President Donald J. trump will soon arrive in Paris to celebrate Bastille Day on the invitation of French President Emmanuel Macron. The invitation has raised eyebrows across the international community, especially after the exceptionally long handshake the two men exchanged during their first meeting. However, as the presidents oversee a military parade on the Champs-Elysee and dine in the Eiffel Tower, it might be discovered that they have more in common than was initially thought.
France Rises to Prominence
Traditionally, France has played a less out-sized role in global politics than its counterparts, Germany and the United Kingdom.
It now finds itself in the limelight at Germany prepares for a critical election in the fall, and as the UK Parliament undergoes the harrowing Brexit process. Both Angela Merkel, Germany’s chancellor and Theresa May, her British counterpart, have taken tougher stances toward the new U.S. administration. After a G7 meeting earlier this year, Merkel remarked on how Europe now stood alone in international politics. Trump also recently delayed a trip to the United Kingdom until 2018 after May came under fire from her constituents for initially extending the invitation.
Macron is stepping in to fill this void. After a frosty beginning to the relationship, Macron and Trump were photographed smiling and shaking hands at the G20 summit in Hamburg, Germany.

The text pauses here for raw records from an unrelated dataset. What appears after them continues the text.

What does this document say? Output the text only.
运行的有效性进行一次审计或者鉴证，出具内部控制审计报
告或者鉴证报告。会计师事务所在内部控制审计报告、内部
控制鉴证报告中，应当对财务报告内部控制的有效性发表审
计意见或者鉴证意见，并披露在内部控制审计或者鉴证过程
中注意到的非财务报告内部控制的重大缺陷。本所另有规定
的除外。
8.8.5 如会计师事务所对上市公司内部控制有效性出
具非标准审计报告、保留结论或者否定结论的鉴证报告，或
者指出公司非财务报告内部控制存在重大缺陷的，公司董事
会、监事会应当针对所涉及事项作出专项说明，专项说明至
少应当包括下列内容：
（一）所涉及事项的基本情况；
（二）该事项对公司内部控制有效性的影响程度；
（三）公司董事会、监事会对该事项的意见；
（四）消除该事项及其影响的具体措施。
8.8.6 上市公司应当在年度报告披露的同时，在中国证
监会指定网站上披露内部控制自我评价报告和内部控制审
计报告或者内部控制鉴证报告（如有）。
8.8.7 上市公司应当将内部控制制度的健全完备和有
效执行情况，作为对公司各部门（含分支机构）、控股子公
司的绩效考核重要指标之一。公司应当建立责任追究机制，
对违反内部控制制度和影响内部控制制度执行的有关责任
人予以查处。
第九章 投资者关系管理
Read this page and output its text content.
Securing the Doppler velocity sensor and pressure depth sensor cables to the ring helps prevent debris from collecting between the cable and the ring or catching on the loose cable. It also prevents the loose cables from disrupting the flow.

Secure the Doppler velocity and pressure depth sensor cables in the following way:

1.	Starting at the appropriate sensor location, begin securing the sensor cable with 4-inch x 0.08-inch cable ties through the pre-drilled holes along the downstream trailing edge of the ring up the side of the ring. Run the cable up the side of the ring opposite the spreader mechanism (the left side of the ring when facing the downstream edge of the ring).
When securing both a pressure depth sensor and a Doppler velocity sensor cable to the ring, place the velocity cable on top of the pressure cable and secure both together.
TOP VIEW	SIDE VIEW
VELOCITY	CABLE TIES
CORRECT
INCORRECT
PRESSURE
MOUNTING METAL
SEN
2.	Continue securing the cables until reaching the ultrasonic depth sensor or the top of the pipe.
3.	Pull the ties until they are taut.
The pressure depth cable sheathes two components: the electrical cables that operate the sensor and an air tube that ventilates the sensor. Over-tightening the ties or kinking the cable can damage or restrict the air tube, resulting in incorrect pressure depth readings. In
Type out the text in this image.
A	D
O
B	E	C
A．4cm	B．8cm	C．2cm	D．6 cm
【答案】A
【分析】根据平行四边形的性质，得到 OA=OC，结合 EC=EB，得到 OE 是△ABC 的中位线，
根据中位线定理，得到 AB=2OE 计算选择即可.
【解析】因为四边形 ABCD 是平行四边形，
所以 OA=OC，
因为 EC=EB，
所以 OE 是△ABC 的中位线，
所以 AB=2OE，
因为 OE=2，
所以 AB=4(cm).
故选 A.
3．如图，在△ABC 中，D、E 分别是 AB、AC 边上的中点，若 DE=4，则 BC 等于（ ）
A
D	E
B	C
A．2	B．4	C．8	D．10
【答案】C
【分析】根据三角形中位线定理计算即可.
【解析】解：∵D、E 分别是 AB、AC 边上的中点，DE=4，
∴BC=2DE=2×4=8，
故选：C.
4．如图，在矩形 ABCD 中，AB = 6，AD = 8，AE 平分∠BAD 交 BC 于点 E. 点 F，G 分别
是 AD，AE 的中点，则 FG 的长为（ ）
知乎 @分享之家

Like Trump, Macron radically altered the calculus of politics in his own country. After beginning the campaign with no formal political party backing him, or any experience in elected office, Macron was able to sweep to victory, trouncing all of his more established opponents. Like Trump, Macron wants “drain the swamp”, or at least do the French equivalent, by clearing out “la ancien regime”.
In a speech at the Palace of Versailles in early July, Macron announced his plans to reduce the seats in France's parliament by at least a third, echoing Trump’s campaign promises to thin out the Washington bureaucracy.
Macron the Pragmatist
While they share similar opinions on revolutionizing the political establishment, Trump and Macron differ sharply on what to do once the revolution has been realized.
Trump audibly supported Marine Le Pen (Macron's fiercest opponent) and her Eurosceptic, anti-immigration policies, while Macron is a self-proclaimed Europhile. Macron, it seems, is willing to work around these issues. He is putting differences between the two countries aside in order to focus on their shared history and, possibly, shared future. America is important to France, regardless of who is in the White House, and Macron seems eager to capitalize on that.
Macron himself has a history of making pragmatic decisions for his own self-advancement: from his early beginnings as an apprentice under celebrated philosopher and political commentator Paul Ricoeur to serving as economy minister under the former Socialist President Francois Hollande.
It seems that Macron is not one to shy away from an opportunity, and Trump is definitely no exception.
This Bastille Day, the French will celebrate the success of revolutions past, and prepare to watch as Macron and Trump orchestrate revolutions of their own.